- Promotional release poster
- Directed by: Thierry Ragobert
- Written by: Johanne Bernard Luiz Bolognesi Louis-Paul Desanges Luc Marescot Thierry Ragobert
- Produced by: Stéphane Millière Laurent Baujard Debora Ivanov Gabriel Lacerda Caio Gullane Fabiano Gullane
- Cinematography: Gustavo Hadba Manuel Teran Jérôme Bouvier
- Edited by: Nadine Verdier
- Music by: Bruno Coulais
- Production companies: Le Pacte Biloba Films Gullane France 2 Cinéma Gedeon Programmes Imovision Globo Filmes Canal+ France Télévisions Riofilme Telecine
- Release dates: 7 September 2013 (Venice); 27 November 2013 (France); 26 June 2014 (Brazil);
- Running time: 90 minutes
- Countries: Brazil France
- Language: Portuguese
- Budget: R$26 million

= Amazonia (film) =

2013 film

Amazonia (Portuguese: Amazônia) is a 2013 Brazilian-French adventure drama film co-written and directed by Thierry Ragobert. The main character of the film is Sai (Castanha in the Brazilian version), a young capuchin monkey raised in captivity. After a plane crash strands him in the Amazon rainforest, he must find his way amongst the beauty and danger that exists within the Amazon.

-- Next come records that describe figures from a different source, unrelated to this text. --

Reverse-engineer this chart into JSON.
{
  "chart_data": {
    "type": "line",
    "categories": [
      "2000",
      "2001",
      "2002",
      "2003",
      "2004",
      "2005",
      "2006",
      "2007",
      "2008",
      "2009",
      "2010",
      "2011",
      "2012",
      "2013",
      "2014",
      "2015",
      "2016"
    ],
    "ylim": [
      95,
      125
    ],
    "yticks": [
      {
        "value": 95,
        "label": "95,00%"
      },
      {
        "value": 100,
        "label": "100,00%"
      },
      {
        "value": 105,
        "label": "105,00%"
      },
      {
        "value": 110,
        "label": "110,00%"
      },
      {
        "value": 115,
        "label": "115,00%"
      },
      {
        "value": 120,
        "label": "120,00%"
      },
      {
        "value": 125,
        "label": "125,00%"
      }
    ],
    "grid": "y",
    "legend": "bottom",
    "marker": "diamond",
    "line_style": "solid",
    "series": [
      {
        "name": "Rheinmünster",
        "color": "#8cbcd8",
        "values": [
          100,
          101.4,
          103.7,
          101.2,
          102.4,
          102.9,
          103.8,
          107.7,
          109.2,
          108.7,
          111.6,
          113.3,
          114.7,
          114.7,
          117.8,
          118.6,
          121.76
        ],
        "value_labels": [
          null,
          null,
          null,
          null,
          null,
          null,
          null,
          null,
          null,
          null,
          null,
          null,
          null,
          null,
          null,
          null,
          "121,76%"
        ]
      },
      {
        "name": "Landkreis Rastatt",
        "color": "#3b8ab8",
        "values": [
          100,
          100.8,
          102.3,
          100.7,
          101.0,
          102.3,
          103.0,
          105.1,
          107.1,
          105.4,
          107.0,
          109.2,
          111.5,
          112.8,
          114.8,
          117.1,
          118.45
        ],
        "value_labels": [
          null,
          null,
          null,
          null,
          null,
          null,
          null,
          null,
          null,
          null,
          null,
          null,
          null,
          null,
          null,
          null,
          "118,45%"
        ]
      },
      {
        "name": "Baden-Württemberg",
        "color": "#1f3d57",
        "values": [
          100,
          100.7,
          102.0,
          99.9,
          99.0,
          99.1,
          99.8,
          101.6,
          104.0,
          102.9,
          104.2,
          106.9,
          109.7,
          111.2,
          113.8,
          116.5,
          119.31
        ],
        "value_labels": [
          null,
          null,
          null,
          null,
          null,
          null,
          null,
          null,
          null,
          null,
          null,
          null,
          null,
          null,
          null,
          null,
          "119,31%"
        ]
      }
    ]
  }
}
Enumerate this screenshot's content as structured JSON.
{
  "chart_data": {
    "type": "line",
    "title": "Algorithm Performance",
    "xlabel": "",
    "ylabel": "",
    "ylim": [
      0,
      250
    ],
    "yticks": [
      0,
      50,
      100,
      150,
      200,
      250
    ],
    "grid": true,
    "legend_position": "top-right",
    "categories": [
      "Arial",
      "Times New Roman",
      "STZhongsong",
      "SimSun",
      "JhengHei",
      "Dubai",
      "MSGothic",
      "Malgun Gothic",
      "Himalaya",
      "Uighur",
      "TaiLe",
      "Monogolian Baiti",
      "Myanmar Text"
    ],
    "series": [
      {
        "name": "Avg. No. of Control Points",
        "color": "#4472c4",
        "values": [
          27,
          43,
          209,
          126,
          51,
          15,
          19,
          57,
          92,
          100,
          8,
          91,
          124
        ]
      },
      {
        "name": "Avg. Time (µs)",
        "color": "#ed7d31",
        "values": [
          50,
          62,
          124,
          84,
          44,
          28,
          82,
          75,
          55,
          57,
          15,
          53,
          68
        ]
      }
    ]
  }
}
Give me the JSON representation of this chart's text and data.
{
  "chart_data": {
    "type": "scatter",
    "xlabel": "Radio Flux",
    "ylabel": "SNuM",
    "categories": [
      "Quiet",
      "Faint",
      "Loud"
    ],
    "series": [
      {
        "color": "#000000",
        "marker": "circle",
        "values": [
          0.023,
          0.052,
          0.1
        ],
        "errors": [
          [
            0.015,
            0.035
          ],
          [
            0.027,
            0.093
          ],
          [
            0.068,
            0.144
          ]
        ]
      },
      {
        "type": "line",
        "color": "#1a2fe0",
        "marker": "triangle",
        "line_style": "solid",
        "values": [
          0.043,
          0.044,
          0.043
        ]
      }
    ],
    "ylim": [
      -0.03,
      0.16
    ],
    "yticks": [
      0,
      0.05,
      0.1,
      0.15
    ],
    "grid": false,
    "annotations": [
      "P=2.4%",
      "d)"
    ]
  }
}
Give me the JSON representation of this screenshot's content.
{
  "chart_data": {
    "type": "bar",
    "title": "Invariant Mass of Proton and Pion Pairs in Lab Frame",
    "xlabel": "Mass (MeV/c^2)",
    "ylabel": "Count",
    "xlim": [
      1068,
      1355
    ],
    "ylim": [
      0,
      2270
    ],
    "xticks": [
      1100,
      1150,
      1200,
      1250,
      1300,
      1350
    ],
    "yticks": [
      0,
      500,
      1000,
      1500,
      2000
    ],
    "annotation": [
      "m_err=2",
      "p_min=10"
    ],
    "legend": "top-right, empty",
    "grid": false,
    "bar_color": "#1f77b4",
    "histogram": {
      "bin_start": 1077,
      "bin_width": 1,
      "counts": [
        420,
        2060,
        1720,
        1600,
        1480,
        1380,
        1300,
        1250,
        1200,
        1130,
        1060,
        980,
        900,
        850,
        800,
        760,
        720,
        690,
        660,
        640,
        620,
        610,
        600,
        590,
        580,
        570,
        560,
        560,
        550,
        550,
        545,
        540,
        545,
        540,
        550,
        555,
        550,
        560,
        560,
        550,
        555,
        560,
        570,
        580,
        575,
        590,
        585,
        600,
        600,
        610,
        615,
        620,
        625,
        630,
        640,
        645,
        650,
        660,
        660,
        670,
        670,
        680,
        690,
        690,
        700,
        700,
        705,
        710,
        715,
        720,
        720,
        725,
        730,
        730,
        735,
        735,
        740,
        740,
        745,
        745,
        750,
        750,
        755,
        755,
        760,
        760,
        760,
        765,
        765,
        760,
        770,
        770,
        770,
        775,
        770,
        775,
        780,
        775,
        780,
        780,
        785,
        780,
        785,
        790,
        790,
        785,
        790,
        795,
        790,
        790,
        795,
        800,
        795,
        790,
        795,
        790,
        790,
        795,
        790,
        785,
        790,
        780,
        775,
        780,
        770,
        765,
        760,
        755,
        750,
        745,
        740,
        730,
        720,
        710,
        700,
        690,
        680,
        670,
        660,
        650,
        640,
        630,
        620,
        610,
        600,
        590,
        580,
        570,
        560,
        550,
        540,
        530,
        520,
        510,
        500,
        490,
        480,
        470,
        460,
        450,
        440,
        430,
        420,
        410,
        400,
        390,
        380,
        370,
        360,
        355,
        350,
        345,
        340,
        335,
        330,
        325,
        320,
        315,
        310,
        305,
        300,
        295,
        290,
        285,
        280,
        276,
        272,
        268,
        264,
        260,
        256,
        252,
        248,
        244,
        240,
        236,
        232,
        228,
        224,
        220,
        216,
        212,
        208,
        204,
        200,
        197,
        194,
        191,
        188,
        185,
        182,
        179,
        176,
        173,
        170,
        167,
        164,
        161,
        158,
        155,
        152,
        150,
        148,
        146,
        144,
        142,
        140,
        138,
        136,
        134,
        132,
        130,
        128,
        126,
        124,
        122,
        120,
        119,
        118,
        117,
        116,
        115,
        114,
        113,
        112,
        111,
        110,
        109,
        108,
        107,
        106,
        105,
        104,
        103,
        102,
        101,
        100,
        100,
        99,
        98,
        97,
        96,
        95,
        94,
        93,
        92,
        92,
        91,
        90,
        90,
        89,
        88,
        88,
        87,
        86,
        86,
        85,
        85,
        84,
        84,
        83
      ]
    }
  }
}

Though the film's narration lends it the feel of documentary, the story of Sai's struggle is fictionalized. The filmmakers used former pet monkeys from a Brazilian sanctuary to shoot the scenes involving capuchins. The English version is narrated by Martin Sheen.

Amazonia was screened out of competition at the 70th Venice International Film Festival and closed the festival.